Textual witnesses of the Gospels in Christian Palestinian Aramaic are of immeasurable importance to biblical scholars, preserving as they do the Gospels in the nearest dialect of Aramaic to that spoken by Jesus, and composed within a living tradition based in the Holy Land.
Bibliography:
Alain Desreumaux, ‘Codex sinaiticus Zosimi rescriptus; Description codicoligique de feuillets araméens melkites des manuscrits Schøyen 35, 36 et 37’, Histoire du Texte Biblique 3, Lausanne, Éditions du Zèbre, 1997.
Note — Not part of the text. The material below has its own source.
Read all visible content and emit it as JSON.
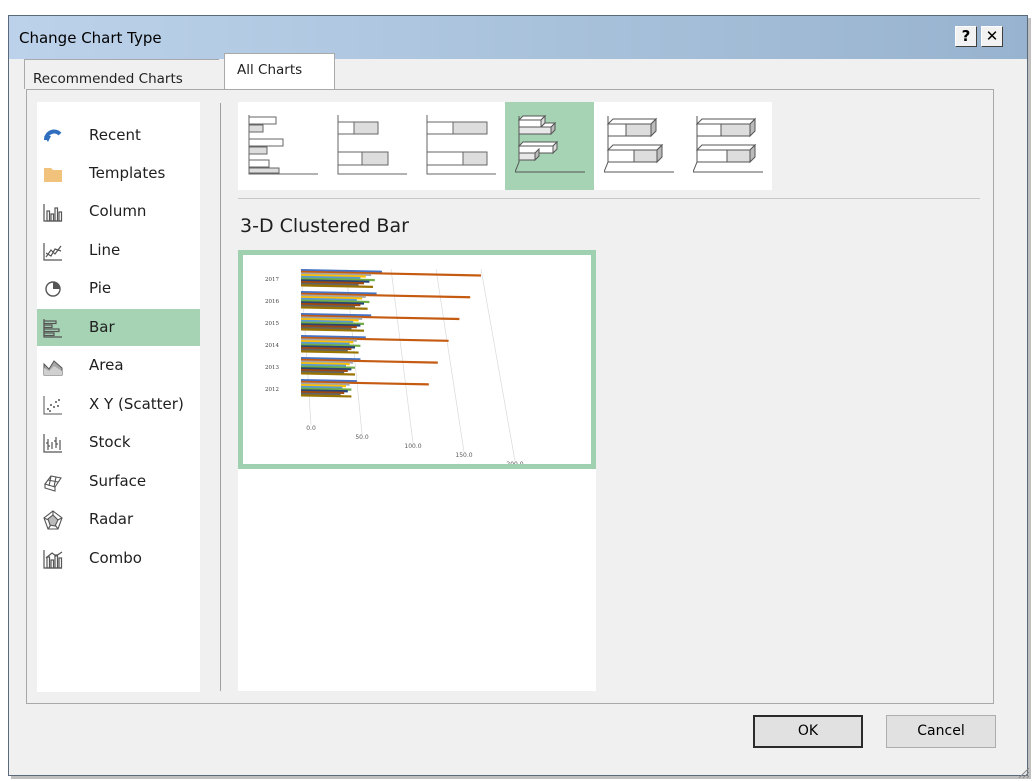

Alain Desreumaux, ‘L’apport des palimpsestes araméens, Christo-palestiniens. Le cas du Codex Sinaiticus Zosimi rescriptus et du Codex Climaci rescriptus’, Palimpsestes et éditions de textes, Les textes littéraires. Actes du colloque tenu à Louvain-la-Neuve, September 2003, Publications de l’Institut Orientaliste de Louvain 56, Louvain-la-Neuve, 2009, 201-11.